Music: Alan Menkin
Lyrics: Lynn Ahrens
Book: Mike Ockrent & Lynn Ahrens
Director: Karen: Partington
Reviewer: Alisha McCracken
A Christmas Carol The Musical is getting its North West premiere during its run at the Royal Court and is the first production from Wirral based BOST since the departure of long-standing, critically-acclaimed and award-winning director Elsie Kelly.
Alen Menkin (The Little Mermaid, Sister Act) and Lyn Ahrens’ musical retelling of Charles Dickens’ yuletide tale of forgotten pasts and haunting redemption, stays ever so close to the original novella and provides a charming, if not totally exciting pathway to the upcoming winter festivities.
Much like the musical itself Karen Partington’s production is certainly a production of two acts, Act 1, gets pushed aside for a more energetic and altogether more rounded Act 2. Tony Prince’s portrayal of the melancholic Ebenezer Scrooge goes through a similar trajectory, he takes his time to really find his stride and the one-dimensional aspect of the character feels rather flat and lacklustre in the first half, but really comes into his own and finds a depth of character much more befitting of his known talent in the second.

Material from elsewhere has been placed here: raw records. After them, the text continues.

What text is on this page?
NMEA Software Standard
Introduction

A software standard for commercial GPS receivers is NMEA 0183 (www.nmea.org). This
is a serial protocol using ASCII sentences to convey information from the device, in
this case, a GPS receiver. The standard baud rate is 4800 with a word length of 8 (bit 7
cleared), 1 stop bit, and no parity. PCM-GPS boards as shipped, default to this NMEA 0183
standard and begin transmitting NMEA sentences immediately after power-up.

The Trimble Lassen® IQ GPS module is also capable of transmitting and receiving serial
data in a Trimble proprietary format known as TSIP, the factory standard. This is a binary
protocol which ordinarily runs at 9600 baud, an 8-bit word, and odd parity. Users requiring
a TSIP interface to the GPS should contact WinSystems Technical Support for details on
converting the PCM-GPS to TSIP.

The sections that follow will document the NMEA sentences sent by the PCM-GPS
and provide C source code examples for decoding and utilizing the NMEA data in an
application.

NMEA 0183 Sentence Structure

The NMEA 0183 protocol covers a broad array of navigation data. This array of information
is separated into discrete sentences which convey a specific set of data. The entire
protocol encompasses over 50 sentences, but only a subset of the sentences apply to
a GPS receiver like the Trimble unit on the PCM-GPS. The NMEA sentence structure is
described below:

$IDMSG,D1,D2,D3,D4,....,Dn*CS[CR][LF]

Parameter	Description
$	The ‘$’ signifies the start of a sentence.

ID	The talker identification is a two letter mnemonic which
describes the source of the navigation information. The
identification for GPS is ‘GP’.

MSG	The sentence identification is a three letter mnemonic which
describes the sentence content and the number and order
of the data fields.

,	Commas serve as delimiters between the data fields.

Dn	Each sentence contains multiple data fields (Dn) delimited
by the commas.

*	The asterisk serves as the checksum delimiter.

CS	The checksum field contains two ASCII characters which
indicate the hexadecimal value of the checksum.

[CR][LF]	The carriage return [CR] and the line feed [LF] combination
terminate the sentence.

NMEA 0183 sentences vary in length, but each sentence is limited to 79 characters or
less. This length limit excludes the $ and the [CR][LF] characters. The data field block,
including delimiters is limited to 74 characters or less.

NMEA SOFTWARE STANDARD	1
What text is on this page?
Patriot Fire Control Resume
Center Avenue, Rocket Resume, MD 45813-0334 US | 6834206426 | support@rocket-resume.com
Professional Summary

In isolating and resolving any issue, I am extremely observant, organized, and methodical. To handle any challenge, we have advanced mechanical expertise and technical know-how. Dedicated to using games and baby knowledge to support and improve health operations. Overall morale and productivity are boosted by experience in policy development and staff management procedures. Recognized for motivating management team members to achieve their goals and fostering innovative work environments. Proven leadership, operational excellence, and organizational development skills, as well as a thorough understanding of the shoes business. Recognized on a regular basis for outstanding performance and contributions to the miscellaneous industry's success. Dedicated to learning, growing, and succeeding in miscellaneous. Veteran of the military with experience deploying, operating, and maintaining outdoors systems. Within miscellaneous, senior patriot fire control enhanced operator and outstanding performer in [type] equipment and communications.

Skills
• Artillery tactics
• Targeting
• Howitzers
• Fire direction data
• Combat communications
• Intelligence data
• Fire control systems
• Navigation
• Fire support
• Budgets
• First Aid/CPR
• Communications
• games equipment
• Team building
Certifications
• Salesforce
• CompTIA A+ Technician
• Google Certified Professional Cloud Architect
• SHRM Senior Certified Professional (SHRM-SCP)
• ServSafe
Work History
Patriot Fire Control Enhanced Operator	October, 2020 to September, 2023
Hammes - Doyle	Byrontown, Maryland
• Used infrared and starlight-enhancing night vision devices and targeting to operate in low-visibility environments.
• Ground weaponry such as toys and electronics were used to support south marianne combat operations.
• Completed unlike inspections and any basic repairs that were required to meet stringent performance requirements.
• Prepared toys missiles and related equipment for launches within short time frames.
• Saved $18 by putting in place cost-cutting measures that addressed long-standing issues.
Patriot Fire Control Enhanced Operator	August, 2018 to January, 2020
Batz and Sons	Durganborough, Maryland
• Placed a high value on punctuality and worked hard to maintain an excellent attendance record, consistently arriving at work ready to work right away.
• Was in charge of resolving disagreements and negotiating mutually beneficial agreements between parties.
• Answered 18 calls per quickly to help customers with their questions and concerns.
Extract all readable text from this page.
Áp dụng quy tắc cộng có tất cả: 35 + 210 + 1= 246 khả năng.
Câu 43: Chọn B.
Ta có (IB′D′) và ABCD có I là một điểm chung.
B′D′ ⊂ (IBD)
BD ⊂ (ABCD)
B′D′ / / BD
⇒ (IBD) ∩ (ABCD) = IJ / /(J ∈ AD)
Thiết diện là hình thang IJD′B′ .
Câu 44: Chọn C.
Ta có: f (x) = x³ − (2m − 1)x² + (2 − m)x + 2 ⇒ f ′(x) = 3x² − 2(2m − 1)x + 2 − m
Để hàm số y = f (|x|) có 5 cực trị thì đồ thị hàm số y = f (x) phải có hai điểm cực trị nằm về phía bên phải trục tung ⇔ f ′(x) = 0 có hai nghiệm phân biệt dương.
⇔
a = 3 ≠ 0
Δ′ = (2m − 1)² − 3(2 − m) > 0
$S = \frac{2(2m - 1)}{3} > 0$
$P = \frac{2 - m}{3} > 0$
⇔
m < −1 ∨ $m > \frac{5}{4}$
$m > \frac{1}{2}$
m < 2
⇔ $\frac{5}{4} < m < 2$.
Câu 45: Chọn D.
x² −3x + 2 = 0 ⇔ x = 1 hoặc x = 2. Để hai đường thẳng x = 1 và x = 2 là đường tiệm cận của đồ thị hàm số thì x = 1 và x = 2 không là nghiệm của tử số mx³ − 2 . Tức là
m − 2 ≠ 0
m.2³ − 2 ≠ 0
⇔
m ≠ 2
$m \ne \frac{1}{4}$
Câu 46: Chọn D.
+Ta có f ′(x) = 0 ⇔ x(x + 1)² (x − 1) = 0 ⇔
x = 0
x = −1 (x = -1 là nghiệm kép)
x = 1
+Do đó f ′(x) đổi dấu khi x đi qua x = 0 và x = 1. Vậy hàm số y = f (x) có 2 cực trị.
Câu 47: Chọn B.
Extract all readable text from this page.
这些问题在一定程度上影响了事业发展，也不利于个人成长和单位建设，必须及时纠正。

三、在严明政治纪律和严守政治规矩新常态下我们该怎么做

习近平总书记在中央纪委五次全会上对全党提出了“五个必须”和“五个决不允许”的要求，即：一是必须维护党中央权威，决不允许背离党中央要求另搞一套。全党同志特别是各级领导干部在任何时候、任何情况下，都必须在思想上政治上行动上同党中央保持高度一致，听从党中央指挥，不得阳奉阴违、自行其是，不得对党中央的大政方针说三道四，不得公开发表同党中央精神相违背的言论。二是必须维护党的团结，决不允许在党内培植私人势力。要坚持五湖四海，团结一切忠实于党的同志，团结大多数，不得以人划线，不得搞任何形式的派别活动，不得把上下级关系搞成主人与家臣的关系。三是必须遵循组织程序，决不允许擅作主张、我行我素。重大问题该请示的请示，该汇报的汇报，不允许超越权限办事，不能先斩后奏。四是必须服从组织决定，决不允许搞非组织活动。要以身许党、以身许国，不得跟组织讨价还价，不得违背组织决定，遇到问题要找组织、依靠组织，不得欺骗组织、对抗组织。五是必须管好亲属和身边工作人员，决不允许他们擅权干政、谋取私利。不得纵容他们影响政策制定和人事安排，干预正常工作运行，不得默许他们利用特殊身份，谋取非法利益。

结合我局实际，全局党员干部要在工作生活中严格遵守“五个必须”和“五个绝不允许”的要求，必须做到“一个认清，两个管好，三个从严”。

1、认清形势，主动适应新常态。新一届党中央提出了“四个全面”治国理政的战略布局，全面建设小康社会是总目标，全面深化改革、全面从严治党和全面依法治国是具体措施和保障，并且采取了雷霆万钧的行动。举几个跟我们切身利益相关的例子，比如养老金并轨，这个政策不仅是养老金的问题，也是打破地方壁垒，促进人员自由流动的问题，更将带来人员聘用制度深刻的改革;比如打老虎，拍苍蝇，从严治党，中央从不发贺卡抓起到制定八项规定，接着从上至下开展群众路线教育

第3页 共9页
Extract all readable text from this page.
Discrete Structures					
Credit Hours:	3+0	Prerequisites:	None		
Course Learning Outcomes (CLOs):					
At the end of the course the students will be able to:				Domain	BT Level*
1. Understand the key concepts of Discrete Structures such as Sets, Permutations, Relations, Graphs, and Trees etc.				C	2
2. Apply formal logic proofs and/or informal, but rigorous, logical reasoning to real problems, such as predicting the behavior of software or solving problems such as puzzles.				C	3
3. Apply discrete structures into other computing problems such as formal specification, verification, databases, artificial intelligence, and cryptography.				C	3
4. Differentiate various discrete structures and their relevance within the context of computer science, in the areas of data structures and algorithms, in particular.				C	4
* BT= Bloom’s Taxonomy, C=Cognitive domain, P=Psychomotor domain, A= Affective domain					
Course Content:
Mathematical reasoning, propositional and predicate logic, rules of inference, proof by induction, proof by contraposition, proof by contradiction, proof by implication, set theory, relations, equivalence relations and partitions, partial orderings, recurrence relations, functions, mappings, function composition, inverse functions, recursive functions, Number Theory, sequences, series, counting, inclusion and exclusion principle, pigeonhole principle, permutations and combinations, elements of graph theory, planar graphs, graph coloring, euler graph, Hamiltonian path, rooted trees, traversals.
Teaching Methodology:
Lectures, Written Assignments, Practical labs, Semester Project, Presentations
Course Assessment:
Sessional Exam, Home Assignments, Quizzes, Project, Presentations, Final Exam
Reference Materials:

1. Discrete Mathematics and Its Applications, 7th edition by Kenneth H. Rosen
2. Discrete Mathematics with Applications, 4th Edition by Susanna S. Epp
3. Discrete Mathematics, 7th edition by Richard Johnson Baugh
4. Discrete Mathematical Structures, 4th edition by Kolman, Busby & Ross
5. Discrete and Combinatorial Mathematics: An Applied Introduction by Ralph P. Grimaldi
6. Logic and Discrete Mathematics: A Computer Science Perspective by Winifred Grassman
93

Act 1 is saved by a couple of excellent performances, Chris Simmons (Mr Fezziwig) and Rebecca Nielson (Mrs Fezziwig) steal the act with larger than life performances as the host and hostess with the best party in town. Younger company members Cole Boon (Ebenezer age 12) and Maya Rugen (Fan) give a sensational rendition of A Place Called Home (Part 1) showing confidence and talent far superior of their young age.
Things are certainly lifted in the second act from a strong performance from Michael Pearson as The Ghost of Christmas Present, full of life and energy which brings about a tangible shift in tone and energy for the whole time he is on stage.
The show isn’t without its technical difficulties, which one is sure will be ironed out as the show finds its feet over the next few shows, but when the music is often louder than the dialogue or sung lyrics and you miss vital moments due to microphones not being on then things do need to be readdressed quite quickly.
The company really excel through Sarah Walker’s excellent choreography, her ensemble are always engaging and bring something truly unique to the stage. It’s clear BOST take dance just as important as every other aspect of a production, something lots of Am-Dram companies could take note of, in a musical its just as important to tell the story as the book or the music.
BOST have, and always will be a company with huge ambition and that has to be applauded, its just a shame that A Christmas Carol doesn’t bring the same level of quality as previous productions Sweeney Todd, Oliver and Hello Dolly have provided.